Most Americans spend Thanksgiving with their families. That's great, except sometimes the conversation can be strained, awkward, or downright contentious. Here's how to keep the peace and have something to talk about until the pumpkin pie is served.
There are several difficulties when getting together with your family. First of all you have a ton of history and after 15 minutes with your older sister, you're squabbling like you're in high school all over again. Also the entire extended family is invited to dinner. Unless you're one of those scarily close families like the Walkers on Brothers & Sisters and you're up in everyone's business all the time, you probably haven't talked to your uncles, cousins, great aunts, and their attendant spouses and children since Uncle Orville's funeral in the spring. While you probably have tons to talk about with your friends and like-minded peers, when all these people get together, you're trying to make small talk with people of different political and religious affiliations and even some silly folks who don't even know what a Real Housewife is. How are you going to talk to everyone and not get in a fight? Here's how!

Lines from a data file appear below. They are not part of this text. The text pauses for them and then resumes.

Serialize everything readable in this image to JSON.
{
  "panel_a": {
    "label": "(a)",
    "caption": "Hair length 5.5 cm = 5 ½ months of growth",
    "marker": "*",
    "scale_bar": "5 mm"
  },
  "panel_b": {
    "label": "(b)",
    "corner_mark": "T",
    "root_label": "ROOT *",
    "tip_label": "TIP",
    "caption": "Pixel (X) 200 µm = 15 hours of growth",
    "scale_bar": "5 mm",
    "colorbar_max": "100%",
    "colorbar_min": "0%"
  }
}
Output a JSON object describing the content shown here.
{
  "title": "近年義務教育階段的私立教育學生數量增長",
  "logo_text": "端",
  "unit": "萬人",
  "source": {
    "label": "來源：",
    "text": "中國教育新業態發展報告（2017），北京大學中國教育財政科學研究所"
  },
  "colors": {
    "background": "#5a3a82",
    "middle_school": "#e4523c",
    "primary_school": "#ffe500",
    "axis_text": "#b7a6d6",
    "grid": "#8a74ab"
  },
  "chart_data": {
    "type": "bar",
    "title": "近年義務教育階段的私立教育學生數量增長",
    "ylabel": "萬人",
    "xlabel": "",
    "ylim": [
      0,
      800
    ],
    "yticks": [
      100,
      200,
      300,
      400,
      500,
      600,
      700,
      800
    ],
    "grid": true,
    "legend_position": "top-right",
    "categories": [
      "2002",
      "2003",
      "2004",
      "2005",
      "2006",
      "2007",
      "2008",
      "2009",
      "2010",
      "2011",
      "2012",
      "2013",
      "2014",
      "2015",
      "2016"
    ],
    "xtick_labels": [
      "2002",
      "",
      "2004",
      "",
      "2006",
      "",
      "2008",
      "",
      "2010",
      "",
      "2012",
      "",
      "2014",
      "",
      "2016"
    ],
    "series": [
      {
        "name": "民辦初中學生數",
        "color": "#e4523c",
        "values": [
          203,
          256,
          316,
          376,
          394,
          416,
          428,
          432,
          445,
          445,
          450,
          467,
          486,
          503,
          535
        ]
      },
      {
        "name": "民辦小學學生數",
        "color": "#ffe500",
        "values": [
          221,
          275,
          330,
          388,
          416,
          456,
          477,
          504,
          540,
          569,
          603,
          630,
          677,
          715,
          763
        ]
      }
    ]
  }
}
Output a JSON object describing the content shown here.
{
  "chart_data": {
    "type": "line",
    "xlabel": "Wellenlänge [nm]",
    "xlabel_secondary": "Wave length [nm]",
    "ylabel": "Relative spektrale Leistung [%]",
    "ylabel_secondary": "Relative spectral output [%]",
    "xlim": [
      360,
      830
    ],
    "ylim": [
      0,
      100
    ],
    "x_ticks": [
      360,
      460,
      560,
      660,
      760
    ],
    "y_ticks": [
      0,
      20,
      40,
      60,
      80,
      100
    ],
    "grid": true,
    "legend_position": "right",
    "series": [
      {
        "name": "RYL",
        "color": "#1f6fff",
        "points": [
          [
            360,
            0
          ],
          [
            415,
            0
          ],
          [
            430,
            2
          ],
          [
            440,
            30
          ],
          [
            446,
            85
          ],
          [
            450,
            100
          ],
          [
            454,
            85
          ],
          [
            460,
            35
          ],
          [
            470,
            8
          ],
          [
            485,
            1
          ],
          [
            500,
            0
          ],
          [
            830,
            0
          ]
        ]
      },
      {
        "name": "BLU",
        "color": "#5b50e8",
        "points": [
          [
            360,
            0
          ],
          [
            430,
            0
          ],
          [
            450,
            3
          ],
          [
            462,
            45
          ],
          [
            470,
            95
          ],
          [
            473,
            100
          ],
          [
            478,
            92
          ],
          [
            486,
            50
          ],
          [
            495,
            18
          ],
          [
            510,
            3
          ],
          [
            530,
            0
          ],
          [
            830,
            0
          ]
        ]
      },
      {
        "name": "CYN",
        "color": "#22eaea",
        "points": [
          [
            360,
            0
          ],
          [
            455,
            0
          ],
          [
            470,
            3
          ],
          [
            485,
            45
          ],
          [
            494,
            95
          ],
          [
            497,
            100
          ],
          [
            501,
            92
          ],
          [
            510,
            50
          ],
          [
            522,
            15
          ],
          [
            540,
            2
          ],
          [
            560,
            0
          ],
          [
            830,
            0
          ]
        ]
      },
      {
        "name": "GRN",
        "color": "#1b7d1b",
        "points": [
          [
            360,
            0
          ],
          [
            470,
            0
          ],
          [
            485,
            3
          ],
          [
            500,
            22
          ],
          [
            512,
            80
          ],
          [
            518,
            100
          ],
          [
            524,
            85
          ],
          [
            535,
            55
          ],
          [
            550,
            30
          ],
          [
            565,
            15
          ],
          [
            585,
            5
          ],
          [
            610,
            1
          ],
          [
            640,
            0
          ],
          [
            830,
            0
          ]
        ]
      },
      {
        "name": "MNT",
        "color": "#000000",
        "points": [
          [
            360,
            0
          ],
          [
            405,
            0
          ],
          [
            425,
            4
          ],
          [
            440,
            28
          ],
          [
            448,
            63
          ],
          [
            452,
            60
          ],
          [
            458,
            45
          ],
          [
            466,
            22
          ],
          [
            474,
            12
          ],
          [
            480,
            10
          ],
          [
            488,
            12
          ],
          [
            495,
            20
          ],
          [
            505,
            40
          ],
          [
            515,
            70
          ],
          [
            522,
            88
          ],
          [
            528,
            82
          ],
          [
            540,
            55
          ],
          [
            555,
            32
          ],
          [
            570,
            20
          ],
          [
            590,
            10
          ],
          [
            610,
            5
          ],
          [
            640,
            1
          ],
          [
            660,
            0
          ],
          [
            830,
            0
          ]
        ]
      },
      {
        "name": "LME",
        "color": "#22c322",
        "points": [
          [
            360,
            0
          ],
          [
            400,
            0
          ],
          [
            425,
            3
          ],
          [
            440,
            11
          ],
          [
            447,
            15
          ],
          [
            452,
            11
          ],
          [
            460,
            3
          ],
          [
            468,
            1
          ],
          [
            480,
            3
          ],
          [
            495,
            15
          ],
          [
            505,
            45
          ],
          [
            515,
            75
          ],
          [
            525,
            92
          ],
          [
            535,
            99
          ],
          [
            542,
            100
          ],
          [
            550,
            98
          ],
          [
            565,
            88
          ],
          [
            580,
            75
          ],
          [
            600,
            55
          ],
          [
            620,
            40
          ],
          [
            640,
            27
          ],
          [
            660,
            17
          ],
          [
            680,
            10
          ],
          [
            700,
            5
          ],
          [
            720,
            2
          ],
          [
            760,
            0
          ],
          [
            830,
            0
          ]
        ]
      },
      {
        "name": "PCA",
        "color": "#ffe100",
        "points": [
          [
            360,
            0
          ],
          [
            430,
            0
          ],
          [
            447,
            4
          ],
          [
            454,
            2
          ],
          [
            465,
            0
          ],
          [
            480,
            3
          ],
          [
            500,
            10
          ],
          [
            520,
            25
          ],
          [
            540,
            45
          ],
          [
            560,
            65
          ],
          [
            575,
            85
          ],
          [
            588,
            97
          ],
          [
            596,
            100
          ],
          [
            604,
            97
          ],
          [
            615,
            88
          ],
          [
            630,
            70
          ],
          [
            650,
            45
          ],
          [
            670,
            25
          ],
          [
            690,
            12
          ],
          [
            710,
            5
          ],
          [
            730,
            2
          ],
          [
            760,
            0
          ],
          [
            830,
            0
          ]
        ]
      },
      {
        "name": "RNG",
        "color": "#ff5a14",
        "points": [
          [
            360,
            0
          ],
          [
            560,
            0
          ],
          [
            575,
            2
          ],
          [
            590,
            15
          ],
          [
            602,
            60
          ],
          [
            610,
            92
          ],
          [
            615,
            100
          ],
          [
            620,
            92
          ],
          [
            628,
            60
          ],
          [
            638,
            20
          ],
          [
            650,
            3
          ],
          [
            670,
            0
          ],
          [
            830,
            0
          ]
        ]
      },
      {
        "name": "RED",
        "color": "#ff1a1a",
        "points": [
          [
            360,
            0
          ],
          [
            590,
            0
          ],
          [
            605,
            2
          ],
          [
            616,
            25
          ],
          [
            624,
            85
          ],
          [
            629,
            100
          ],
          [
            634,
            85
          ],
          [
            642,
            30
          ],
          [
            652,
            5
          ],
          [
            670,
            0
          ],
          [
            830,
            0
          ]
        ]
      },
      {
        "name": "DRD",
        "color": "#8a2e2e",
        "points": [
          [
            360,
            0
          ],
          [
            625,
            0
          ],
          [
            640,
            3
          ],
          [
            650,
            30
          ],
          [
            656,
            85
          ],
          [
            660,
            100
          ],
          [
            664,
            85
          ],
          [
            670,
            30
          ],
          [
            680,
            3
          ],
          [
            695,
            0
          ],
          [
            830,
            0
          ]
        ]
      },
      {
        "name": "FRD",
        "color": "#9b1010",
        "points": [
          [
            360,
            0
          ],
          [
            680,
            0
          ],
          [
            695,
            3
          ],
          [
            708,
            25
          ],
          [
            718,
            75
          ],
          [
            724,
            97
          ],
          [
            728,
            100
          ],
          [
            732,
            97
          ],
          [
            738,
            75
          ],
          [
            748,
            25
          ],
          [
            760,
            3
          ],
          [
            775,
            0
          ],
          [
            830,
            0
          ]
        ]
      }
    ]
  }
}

Keep It Light: Remember, this is cocktail conversation and like a good WASP you should avoid the three traditionally verboten topics: money, religion, and politics. That means stick to things that everyone knows about but won't have deep opinions on. Pop culture is great. Think TV shows, movies, celebrity culture. Even a squabble between Team Aniston and Team Jolie won't turn too ugly. Sports are good too, but since team allegiances can get heated, try to stay away from the Yankees versus Red Sox banter. Travel is always a good option. Talk about where you're going or where you'd like to go. And if worse comes to worse, there's always the weather. Seriously. It's better than staring at Cousin Lester's festering acne.
Change Topics: If someone starts in on how Glenn Beck is going to save the nation or how it's "them A-rabs" that are ruining the economy, don't fall into the trap of getting into a debate. Remember, you are never going to change these people's minds, and it's better to just let them ramble. You only have to do this one day a year! Once they get going, try to take what they're saying and steer the conversation somewhere more neutral. "Glenn Beck always wears the nicest suits. Do you know where he goes shopping, Aunt Mary?" Yeah, it sounds stupid, but if it gets you out of Glenn Beck territory, you'll be happy you went with the most inane subject you could. However, if anyone brings up Rush Limbaugh you might as well sneak outside and light up a joint. There's no coming back from that.
Ask Questions: Not only is this a great way to change topics, but if you're going to see these people on holidays for the rest of their adult lives, you might as well find out something about them. You never know what you might find out. Grumpy Uncle George might love The Deadliest Catch as much as you do and then you'll have that to discuss. If all else fails, people love to talk about themselves, so peppering them with interrogatives is a sure way to look like you're engaged and care what they think even if you're ignoring the answers.
Don't Lie, But Omit: Part of keeping the peace (and your poor mother's sanity) is not provoking the irascible relatives. When your grandmother says, "What did you do last night, sweetie?" Don't say, "Jerked off to porn in my childhood bedroom," or "Got blind drunk and took a Xanax because I'm dreading today." There's no reason to lie and tell her you were volunteering in a soup kitchen or helping orphans or some shit. Go with, "Oh, I just caught up with some old friends," (what are porn stars but old friends?) or "I just had a drink and went to bed early." There's no reason to hide who you really are, but you might want to keep some of the dirty details under wraps.
Pick Your Battles: If you're argumentative from the minute you arrive at a relative's house, everyone is going to hate you and you might not be invited back. That doesn't mean you have to sit and unnecessarily nod in agreement while your Cousin Stephanie talks about how Bristol Palin should have won Dancing with the Stars. Most of the time you just have to let their ignorant comments slide. However, you get one chance to argue, so make sure you pick the right topic. Save it up for something you really care about like ObamaCare, gay rights, or the fact that Two and a Half is by no means a great television program. Then just let it rip and fiercely defend your position. Then people won't think you're an asshole, just passionate. Now if anyone says anything truly awful, racist, or otherwise personally hateful, just get up and leave. They deserve it. And be sure to set the house on fire on your way out.